What better for me, and as yet, I've not ventured far, ewe know what I mean, with this lassie on Baddesley Clinton estate yesterday....

  • Lovely shot of the deer Mr Kes ... Thumbsup

  • How about some swans? Lovely, elegant birds, serenely swimming with super model type looks.

    Here is a Mute swan (sticking my neck out here, ID-wise) in a typical bucolic scene on Colebrook lake (north). Such a gentle bird.

    Not a chance. This is the Mr. G Khan or Mr. A. The Hun of Colebrook lake. He bullies anything and everything on 'his' lake. He took exception to another swan, on this particular morning.

    Tiff over? Territorial boundaries settled? Pecking order established? Nope, Vlad the Impaler continued his harassment. Fair dues, the other swan did try and get out of his way.

      

    I'm not sure why the swan didn't fly to the east end of Colebrook lake (north). It is a large lake.

    Or swim over to Colebrook lake (south)

    Instead, the daft creature just flapped a little way north, and a few tens of yards from bully boy.

    Who simply continued to stalk the other swan. I have some photos of this swan below launch a sustained attack on an Egyptian goose. The harassment went on for about ten minutes.

    The inevitable happened.

    Quite an audience on Tern island.

    Psycho-swan decided that this was enough harassment, as the other swan went a bit further south.

    90% luck, 5% field craft, 5% camera skills.

  • Oh dear, he was having none of it, with the other. Nice photos.

    Beauty is in the eye of the beholder.

  • Having given up feeding garden birds and hoggies to deter the rat visitors in search of food I was extremely disappointed but amazed at the sight of two young rats taking the goldfish food from the pond ... here is some footage of one of them taken from the kitchen window

    The battle continues with relocation of goldfish to a friend's pond and filling in where the pond used to be!  Very sad!

     

     2013 photos & vids here

    eff37 on Flickr

  • Do you really have to fill it in Wendy? ponds are so important and rats are always around

    Cin J

  • Sneaky wee beggar....och that will be sad to see the pond go :-(

    (Pardon the Scottish Accent)

  • Another vote for keeping the pond. Why deny the rest of nature the benefits of the pond? I reckon the rats will leave eventually.

    I have a pond. I've seen a rat occasionally this past year. But since moving our shed and creating a disturbance there has been no sign of the rat. Our cat may also have frightened it off. But I am keeping the pond.

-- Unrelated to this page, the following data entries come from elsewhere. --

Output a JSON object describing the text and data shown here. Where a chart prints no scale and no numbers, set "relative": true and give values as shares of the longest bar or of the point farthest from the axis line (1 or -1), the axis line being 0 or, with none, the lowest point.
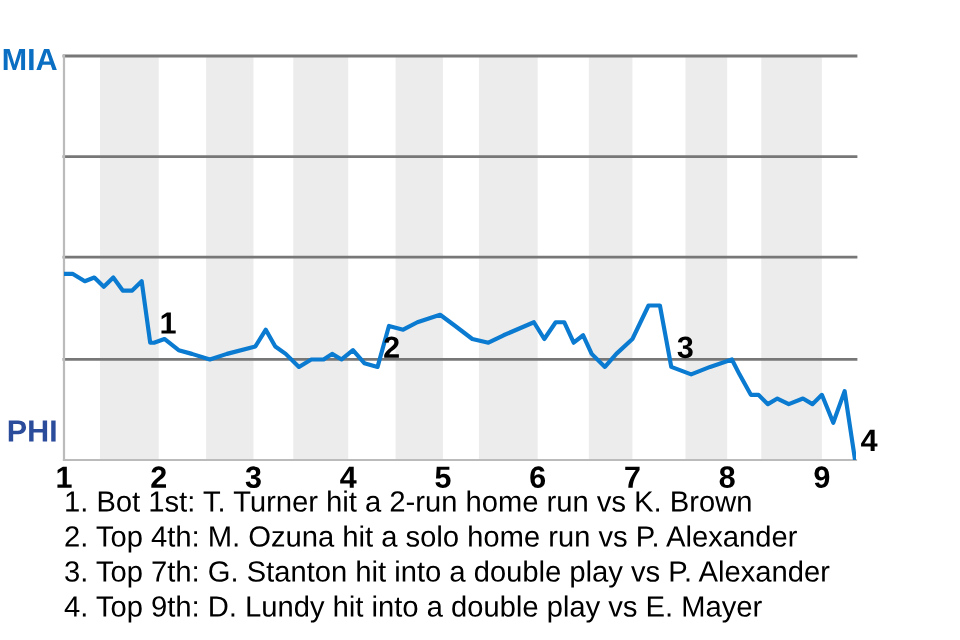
{
  "chart_data": {
    "type": "line",
    "relative": true,
    "x": [
      1.0,
      1.09,
      1.22,
      1.32,
      1.42,
      1.52,
      1.62,
      1.72,
      1.82,
      1.91,
      1.95,
      2.06,
      2.21,
      2.35,
      2.54,
      2.72,
      3.02,
      3.13,
      3.23,
      3.34,
      3.48,
      3.61,
      3.74,
      3.83,
      3.93,
      4.05,
      4.17,
      4.31,
      4.43,
      4.58,
      4.73,
      4.97,
      5.13,
      5.31,
      5.48,
      5.64,
      5.96,
      6.07,
      6.19,
      6.28,
      6.38,
      6.48,
      6.57,
      6.71,
      6.83,
      7.0,
      7.17,
      7.29,
      7.41,
      7.62,
      7.82,
      8.05,
      8.13,
      8.25,
      8.33,
      8.43,
      8.53,
      8.65,
      8.8,
      8.9,
      9.0,
      9.12,
      9.24,
      9.35
    ],
    "series": [
      {
        "color": "#0a7bd0",
        "values": [
          1,
          1,
          0.96,
          0.98,
          0.93,
          0.98,
          0.91,
          0.91,
          0.96,
          0.63,
          0.63,
          0.65,
          0.59,
          0.57,
          0.54,
          0.57,
          0.61,
          0.7,
          0.61,
          0.57,
          0.5,
          0.54,
          0.54,
          0.57,
          0.54,
          0.59,
          0.52,
          0.5,
          0.72,
          0.7,
          0.74,
          0.78,
          0.72,
          0.65,
          0.63,
          0.67,
          0.74,
          0.65,
          0.74,
          0.74,
          0.63,
          0.67,
          0.57,
          0.5,
          0.57,
          0.65,
          0.83,
          0.83,
          0.5,
          0.46,
          0.5,
          0.54,
          0.46,
          0.35,
          0.35,
          0.3,
          0.33,
          0.3,
          0.33,
          0.3,
          0.35,
          0.2,
          0.37,
          0
        ]
      }
    ],
    "xlim": [
      1,
      9.36
    ],
    "xticks": [
      1,
      2,
      3,
      4,
      5,
      6,
      7,
      8,
      9
    ],
    "ref_lines": [
      {
        "axis": "y",
        "value": 0.54,
        "color": "#777777"
      },
      {
        "axis": "y",
        "value": 1.09,
        "color": "#777777"
      },
      {
        "axis": "y",
        "value": 1.63,
        "color": "#777777"
      },
      {
        "axis": "y",
        "value": 2.17,
        "color": "#777777"
      }
    ],
    "bands": [
      {
        "axis": "x",
        "from": 1.38,
        "to": 2,
        "color": "#ececec"
      },
      {
        "axis": "x",
        "from": 2.5,
        "to": 3,
        "color": "#ececec"
      },
      {
        "axis": "x",
        "from": 3.42,
        "to": 4,
        "color": "#ececec"
      },
      {
        "axis": "x",
        "from": 4.5,
        "to": 5,
        "color": "#ececec"
      },
      {
        "axis": "x",
        "from": 5.38,
        "to": 6,
        "color": "#ececec"
      },
      {
        "axis": "x",
        "from": 6.54,
        "to": 7,
        "color": "#ececec"
      },
      {
        "axis": "x",
        "from": 7.56,
        "to": 8,
        "color": "#ececec"
      },
      {
        "axis": "x",
        "from": 8.36,
        "to": 9,
        "color": "#ececec"
      }
    ],
    "annotations": [
      "MIA",
      "PHI",
      {
        "text": "1",
        "x": 1.95,
        "y": 0.63
      },
      {
        "text": "2",
        "x": 4.31,
        "y": 0.5
      },
      {
        "text": "3",
        "x": 7.41,
        "y": 0.5
      },
      {
        "text": "4",
        "x": 9.35,
        "y": 0
      },
      "1. Bot 1st: T. Turner hit a 2-run home run vs K. Brown",
      "2. Top 4th: M. Ozuna hit a solo home run vs P. Alexander",
      "3. Top 7th: G. Stanton hit into a double play vs P. Alexander",
      "4. Top 9th: D. Lundy hit into a double play vs E. Mayer"
    ]
  }
}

    Oddly, I haven't seen to many frogs this year. I wonder if the rat polished them off. Then again, I haven't really checked the pond for frogs. May be they are there.

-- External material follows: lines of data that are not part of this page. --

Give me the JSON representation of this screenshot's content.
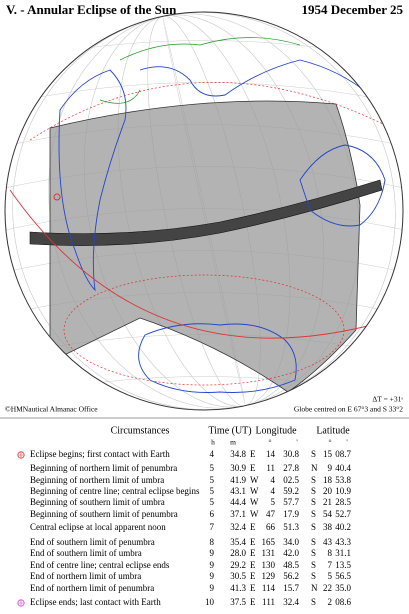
{
  "header": {
    "title": "V. - Annular Eclipse of the Sun",
    "date": "1954 December 25"
  },
  "notes": {
    "delta_t": "ΔT = +31ˢ",
    "copyright": "©HMNautical Almanac Office",
    "globe_centre": "Globe centred on E 67°3 and S 33°2"
  },
  "table": {
    "headers": [
      "Circumstances",
      "Time (UT)",
      "Longitude",
      "Latitude"
    ],
    "units": [
      "h",
      "m",
      "°",
      "'",
      "°",
      "'"
    ],
    "rows": [
      [
        "Eclipse begins; first contact with Earth",
        "4",
        "34.8",
        "E",
        "14",
        "30.8",
        "S",
        "15",
        "08.7"
      ],
      [
        "Beginning of northern limit of penumbra",
        "5",
        "30.9",
        "E",
        "11",
        "27.8",
        "N",
        "9",
        "40.4"
      ],
      [
        "Beginning of northern limit of umbra",
        "5",
        "41.9",
        "W",
        "4",
        "02.5",
        "S",
        "18",
        "53.8"
      ],
      [
        "Beginning of centre line; central eclipse begins",
        "5",
        "43.1",
        "W",
        "4",
        "59.2",
        "S",
        "20",
        "10.9"
      ],
      [
        "Beginning of southern limit of umbra",
        "5",
        "44.4",
        "W",
        "5",
        "57.7",
        "S",
        "21",
        "28.5"
      ],
      [
        "Beginning of southern limit of penumbra",
        "6",
        "37.1",
        "W",
        "47",
        "17.9",
        "S",
        "54",
        "52.7"
      ],
      [
        "Central eclipse at local apparent noon",
        "7",
        "32.4",
        "E",
        "66",
        "51.3",
        "S",
        "38",
        "40.2"
      ],
      [
        "End of southern limit of penumbra",
        "8",
        "35.4",
        "E",
        "165",
        "34.0",
        "S",
        "43",
        "43.3"
      ],
      [
        "End of southern limit of umbra",
        "9",
        "28.0",
        "E",
        "131",
        "42.0",
        "S",
        "8",
        "31.1"
      ],
      [
        "End of centre line; central eclipse ends",
        "9",
        "29.2",
        "E",
        "130",
        "48.5",
        "S",
        "7",
        "13.5"
      ],
      [
        "End of northern limit of umbra",
        "9",
        "30.5",
        "E",
        "129",
        "56.2",
        "S",
        "5",
        "56.5"
      ],
      [
        "End of northern limit of penumbra",
        "9",
        "41.3",
        "E",
        "114",
        "15.7",
        "N",
        "22",
        "35.0"
      ],
      [
        "Eclipse ends; last contact with Earth",
        "10",
        "37.5",
        "E",
        "111",
        "32.4",
        "S",
        "2",
        "08.6"
      ]
    ]
  }
}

    I've also put fine mesh trays under various bird feeders I have. Reduces the amount of spillage and waste considerably, to the point where Wood and Feral pigeons have almost completely given up coming to our garden. Ain't nothing left for rats, once the Robins, Dunnocks, Magpies etc devour anything that falls to the ground.

    I need to put a trail cam out to check rats are gone.

    Then again, we do have a Tawny owl in trees in back of garden. I hear it all the time. Can't see the blighter. I wonder if it snaffled the rat?

    90% luck, 5% field craft, 5% camera skills.

  • Getting rid of the pond was a desperate last measure as the rat population was increasing plus we had lost many fish, hence the netting, but the rats can swim so well as demonstrated when we removed the netting, and they were efficiently taking most, if not all, of the pond food! Our fish became spooked and hardly ever came to the top, hadn't seen them for ages! We recovered 10 goldfish, roughly half the number we once had! All the frog spawn and tadpoles were eaten and the frog population vanished! Folk here have resorted to poison and dead traps but rats seem to flourish here in the chalk quarry! A neighbour's cat did visit and catch a baby rat after the pond was removed and a suspected nest was disturbed by my OH but the fact that the rat could have eaten poison is a worry!
    So we shall have to have a long break from providing for the wildlife apart from planting for bugs, bees & pollinators, and berries for the birds!

     

     2013 photos & vids here

    eff37 on Flickr

  • I picked this swan up quite late on partly as I was photographing bully boy and partly as its glide path took it behind Tern island.

    I do wonder if they go 'Wheeeeeee' as they skid along the water's surface.

    .

    Elegance, darling, serene and suave for appearances.

    90% luck, 5% field craft, 5% camera skills.